Senate debates

Monday, 19 August 2024

Motions

Construction, Forestry and Maritime Employees Union, Australian Greens

11:38 am

Photo of David ShoebridgeDavid Shoebridge (NSW, Australian Greens) Share this | Hansard source

We wanted to move an amendment to this motion that would have called on the Minister for Employment and Workplace Relations to attend the chamber for ten minutes upon conclusion of this motion to explain whether Labor will return any of the millions in donations it has received from the CFMEU. We wanted to move that as an amendment, but there's a deal between the coalition and Labor to provide political cover for Labor, for whatever reason—I don't know. I don't know why you're trying to do that.

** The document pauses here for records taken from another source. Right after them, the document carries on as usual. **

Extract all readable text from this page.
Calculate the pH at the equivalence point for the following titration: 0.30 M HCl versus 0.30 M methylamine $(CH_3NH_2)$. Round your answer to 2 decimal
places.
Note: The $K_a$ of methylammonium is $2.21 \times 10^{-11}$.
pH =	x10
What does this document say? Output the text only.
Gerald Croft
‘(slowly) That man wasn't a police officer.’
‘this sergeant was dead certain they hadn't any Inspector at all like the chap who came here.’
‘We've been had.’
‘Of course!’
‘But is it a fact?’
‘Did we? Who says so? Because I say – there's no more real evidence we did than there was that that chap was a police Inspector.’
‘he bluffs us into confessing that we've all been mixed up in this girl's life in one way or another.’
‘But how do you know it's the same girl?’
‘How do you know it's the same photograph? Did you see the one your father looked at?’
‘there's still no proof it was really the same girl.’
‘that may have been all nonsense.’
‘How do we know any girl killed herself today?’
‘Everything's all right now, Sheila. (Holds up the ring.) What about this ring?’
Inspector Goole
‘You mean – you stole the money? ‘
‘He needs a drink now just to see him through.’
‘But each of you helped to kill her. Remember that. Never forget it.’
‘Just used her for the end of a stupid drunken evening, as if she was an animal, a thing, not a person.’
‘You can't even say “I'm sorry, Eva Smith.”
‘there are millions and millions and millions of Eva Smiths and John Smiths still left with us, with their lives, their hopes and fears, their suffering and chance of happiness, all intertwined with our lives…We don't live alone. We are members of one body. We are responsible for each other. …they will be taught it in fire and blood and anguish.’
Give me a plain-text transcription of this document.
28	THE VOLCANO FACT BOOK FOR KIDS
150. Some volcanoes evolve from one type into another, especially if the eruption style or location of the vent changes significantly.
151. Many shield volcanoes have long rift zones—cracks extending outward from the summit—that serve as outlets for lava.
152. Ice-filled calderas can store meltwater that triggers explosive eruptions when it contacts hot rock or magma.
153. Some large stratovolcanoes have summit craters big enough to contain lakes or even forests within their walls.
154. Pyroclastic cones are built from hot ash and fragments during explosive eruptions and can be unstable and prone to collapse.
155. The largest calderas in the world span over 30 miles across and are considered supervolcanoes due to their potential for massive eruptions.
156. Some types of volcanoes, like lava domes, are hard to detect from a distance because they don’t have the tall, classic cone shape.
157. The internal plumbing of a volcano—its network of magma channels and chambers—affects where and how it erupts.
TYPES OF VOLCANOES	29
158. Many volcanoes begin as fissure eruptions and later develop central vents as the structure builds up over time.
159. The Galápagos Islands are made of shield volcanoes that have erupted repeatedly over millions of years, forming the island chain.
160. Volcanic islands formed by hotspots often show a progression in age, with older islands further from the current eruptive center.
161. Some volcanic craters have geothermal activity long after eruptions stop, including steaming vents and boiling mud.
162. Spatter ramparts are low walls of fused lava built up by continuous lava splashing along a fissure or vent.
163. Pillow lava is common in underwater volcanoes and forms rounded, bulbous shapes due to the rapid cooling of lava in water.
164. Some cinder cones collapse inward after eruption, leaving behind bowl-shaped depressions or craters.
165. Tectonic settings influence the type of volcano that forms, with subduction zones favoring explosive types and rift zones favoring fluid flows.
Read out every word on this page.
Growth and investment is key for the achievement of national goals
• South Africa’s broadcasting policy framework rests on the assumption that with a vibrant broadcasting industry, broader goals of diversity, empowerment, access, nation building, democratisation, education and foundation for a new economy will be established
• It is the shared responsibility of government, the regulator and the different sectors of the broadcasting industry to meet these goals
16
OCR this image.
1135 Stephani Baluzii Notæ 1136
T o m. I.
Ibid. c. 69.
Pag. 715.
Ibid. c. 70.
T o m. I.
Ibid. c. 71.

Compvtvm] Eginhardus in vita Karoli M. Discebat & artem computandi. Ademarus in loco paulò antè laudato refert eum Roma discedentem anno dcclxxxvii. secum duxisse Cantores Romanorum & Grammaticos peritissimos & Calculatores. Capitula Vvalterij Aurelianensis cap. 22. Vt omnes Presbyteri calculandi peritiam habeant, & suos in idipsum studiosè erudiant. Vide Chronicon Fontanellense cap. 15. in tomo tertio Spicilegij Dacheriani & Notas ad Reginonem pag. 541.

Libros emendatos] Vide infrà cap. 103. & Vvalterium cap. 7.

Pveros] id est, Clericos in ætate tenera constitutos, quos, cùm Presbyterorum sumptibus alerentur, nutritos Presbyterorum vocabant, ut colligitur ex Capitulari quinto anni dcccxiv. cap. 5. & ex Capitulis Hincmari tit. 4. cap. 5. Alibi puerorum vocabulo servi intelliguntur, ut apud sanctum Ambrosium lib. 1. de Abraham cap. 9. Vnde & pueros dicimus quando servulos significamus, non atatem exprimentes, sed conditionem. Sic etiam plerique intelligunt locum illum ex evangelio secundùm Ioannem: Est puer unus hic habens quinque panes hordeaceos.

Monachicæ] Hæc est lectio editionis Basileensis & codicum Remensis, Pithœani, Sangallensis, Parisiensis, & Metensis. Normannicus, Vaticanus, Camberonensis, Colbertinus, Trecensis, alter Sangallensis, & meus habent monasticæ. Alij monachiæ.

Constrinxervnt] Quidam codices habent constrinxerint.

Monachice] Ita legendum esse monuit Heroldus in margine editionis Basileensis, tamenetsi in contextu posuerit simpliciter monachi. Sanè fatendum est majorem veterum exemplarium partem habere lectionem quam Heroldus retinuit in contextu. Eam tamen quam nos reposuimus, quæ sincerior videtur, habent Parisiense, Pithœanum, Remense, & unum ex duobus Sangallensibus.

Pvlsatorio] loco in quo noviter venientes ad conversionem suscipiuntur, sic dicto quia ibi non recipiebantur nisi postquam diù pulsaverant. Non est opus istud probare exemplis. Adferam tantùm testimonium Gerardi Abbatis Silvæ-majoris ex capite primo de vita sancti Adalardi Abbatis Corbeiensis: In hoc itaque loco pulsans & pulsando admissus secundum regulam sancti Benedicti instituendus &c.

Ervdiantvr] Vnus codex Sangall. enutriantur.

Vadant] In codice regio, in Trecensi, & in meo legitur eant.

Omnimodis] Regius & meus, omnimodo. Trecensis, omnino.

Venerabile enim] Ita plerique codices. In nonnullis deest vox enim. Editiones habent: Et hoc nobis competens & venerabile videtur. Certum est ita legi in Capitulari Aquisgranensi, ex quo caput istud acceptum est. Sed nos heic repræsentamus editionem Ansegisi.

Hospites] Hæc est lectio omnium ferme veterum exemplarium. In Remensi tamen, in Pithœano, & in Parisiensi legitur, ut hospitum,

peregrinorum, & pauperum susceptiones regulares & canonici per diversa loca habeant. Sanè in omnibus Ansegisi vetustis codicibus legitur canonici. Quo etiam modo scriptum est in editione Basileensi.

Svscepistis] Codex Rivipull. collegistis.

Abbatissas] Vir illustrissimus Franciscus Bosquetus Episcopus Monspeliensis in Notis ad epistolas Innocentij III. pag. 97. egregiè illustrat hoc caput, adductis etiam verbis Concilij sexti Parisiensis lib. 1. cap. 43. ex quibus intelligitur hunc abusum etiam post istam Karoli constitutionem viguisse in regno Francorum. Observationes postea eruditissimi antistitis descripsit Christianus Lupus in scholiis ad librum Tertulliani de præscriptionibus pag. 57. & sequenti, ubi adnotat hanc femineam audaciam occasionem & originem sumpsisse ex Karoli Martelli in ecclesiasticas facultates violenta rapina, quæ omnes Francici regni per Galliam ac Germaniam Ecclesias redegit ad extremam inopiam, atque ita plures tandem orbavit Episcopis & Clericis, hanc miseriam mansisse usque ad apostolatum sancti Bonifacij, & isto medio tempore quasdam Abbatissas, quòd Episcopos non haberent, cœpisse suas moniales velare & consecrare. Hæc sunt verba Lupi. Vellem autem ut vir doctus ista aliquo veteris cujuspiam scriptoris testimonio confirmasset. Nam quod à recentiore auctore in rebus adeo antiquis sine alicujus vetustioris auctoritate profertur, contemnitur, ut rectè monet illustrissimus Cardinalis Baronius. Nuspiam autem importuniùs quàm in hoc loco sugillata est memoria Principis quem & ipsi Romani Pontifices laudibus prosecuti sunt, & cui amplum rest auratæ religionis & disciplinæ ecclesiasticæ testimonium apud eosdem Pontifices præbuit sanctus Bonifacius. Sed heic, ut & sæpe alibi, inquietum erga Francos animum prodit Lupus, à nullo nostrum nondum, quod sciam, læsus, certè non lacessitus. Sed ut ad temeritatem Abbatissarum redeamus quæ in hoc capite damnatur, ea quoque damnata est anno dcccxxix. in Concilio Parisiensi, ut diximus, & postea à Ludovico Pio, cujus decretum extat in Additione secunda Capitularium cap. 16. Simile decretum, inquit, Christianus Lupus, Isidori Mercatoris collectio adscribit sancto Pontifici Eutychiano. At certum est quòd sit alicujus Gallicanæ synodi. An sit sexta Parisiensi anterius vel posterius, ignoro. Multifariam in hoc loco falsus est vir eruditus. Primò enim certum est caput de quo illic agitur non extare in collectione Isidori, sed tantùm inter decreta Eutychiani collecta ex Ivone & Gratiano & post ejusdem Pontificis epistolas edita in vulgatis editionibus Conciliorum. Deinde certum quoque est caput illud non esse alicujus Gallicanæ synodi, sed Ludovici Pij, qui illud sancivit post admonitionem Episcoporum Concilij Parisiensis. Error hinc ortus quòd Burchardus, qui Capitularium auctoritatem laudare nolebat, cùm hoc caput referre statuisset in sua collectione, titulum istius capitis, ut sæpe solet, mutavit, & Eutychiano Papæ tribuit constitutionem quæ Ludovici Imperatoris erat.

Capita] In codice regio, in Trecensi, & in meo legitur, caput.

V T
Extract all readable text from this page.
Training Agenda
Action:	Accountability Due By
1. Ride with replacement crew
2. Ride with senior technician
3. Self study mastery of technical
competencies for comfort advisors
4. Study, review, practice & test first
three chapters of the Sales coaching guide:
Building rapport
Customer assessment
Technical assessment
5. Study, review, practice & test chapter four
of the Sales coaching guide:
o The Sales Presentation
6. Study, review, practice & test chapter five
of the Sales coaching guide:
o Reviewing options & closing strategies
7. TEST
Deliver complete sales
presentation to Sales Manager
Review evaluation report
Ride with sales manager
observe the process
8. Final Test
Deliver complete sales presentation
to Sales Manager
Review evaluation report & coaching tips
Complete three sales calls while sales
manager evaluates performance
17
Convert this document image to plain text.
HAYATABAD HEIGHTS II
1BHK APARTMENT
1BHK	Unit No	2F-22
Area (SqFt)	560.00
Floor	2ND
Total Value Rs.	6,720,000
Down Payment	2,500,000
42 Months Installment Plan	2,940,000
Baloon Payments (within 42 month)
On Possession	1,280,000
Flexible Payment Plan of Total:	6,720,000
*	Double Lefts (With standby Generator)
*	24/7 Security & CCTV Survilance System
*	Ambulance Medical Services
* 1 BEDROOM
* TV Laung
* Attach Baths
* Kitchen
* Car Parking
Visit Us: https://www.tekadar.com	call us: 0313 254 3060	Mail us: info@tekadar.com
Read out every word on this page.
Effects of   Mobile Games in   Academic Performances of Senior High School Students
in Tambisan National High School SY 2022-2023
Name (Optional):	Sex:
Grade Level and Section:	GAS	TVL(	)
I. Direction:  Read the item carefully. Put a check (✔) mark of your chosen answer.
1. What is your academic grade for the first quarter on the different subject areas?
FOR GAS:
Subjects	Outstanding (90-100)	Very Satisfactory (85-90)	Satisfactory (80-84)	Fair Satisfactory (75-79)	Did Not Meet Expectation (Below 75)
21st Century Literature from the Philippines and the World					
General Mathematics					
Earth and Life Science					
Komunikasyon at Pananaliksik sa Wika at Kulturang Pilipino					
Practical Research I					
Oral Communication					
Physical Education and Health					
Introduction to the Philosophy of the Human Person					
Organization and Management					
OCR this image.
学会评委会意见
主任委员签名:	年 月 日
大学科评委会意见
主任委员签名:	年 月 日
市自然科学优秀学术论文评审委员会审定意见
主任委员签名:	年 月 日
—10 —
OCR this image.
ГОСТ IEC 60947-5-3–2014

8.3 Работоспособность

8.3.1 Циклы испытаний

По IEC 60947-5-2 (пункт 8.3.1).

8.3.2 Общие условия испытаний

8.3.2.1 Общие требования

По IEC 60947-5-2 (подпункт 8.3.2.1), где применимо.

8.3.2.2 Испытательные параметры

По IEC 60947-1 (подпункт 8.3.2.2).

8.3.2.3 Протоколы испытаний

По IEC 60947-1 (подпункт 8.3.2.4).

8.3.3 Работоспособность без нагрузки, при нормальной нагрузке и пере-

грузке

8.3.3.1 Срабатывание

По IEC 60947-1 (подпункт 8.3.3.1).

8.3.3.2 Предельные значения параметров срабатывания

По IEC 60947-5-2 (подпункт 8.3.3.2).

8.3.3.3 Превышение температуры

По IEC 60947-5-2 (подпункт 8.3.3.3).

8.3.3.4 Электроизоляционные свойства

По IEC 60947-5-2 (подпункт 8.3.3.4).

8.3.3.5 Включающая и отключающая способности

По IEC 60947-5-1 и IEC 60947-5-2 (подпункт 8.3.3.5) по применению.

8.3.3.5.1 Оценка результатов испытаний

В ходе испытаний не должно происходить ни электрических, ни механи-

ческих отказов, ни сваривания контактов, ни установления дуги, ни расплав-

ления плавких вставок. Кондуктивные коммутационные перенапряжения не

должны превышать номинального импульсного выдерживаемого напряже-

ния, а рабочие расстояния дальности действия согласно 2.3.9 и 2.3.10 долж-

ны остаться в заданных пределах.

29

We wanted to move that amendment and have the minister, the Six Million Dollar Man, come down and explain what Labor are going to do with the millions and millions and millions and millions and millions and millions of dollars that they have received in the last decade from the CFMEU.

I will say this—I've said it before and I will say it again: the Greens have not received any political donations from the CFMEU since 2013, and I don't see that changing. It says so much about the so-called modern Labor Party and the coalition that we're debating a bill which is about very real and deep concerns about misogyny and violence, very real and deep concerns about union democracy, and very real and deep concerns about the overreach of a federal government to be able to reach into any organisation they choose—it starts with unions, it goes on to the next—and how we structure safeguards around that.

These very deep, real matters of principle have been engaging the Greens, both the party room and the movement across the country. These matters are very real principles of concern so as to ensure construction workers can go to work and come home alive, to ensure that the rights of individuals to have a democratically controlled union are not just overridden first by Minister Watt and then by Senator Cash when she's minister. These are matters of deep and real principles that we've been trying to negotiate with the government on, but, when on the other side of the negotiating table, it's 'Computer says "no"'. That's Minister Watt's negotiation style, 'Computer says "no"'. That's his negotiating style. That's his idea of negotiating, that and then threatening us with Labor memes. That's what we're dealing with.

We have matters of genuine principle that we want to see addressed through amendments and in-principle discussions. We've got these concerns we would like to articulate in detail in a second reading debate, but instead we're spending the time having this, what, second debate on the Birmingham double backflip belly-flop motion that we're dealing with. Instead we're doing that.